We might also posit whether imperfect correlation can get around this issue. Concretely, we would need the other agents to be correlated enough as to carry out this whole top-level reasoning, but not correlated enough as to carry research in the same way as us. Not only does this seem implausible, but again we can only exploit this fact if we have some reason to think their research will drive them in a particular (broad) direction or to particular conclusions and actions. And if we know this, they do too. Although, might it be that for some reason Evil Twins are way easier to predict/model than Good Twins, and so one group can predict the other but not conversely? Again, this would break a certain symmetry, and so we'd need the other agents to be correlated enough as to carry out this whole top-level reasoning, but not correlated enough as to be equally predictable. Which seems even less likely. (Or maybe we are just degenerating the situation into one group predicting another, and so the one-way evidence has already come regardless of our actions, and no acausal trade occurs)
^{^}
But then, they will choose to just go with their best guess, because this wastes fewer of their resources, right? Well, not exactly, because if EDT is true this will also waste resources of their Evil Twins, which allegedly maximizes their utility (they have less resources to minimize it). The strength of this consideration of course depends on the agent's credence on EDT, and I feel like it should wash away as well, leaving the two options (going with the best-guess decision theory or doing research on the existence of Twins) literally equally valuable (or maybe doing research would be as valuable as following EDT and one-boxing).
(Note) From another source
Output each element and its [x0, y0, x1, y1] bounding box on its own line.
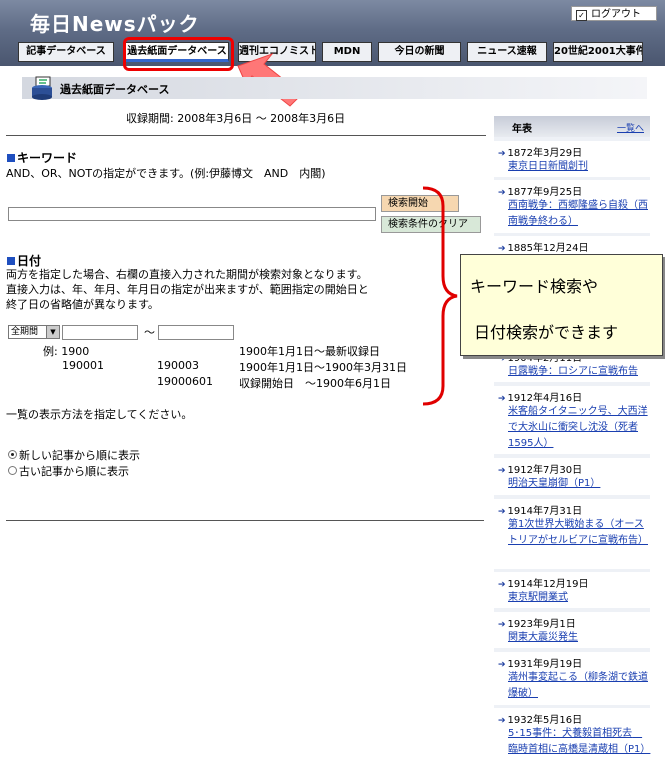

But this feels weird.
^{^}
Maybe I could also say "even an agent in the 50-50 state will contemplate this argument, and so put high probability on it changing opinion, and so one-box straight away, and so actually all agents apply the Wager and the 50-50 agent has no one to trade with, and knows that". But this argument is circular: I'm just restating "it is a priori very unlikely that 50-50 is right, so agents will have a strong prior against that", but it could still be that, even including these considerations, an agent is completely or almost certain of 50-50 being true.
^{^}
Maybe this only happens in the literally zero-sum game when both utility functions are literally opposite.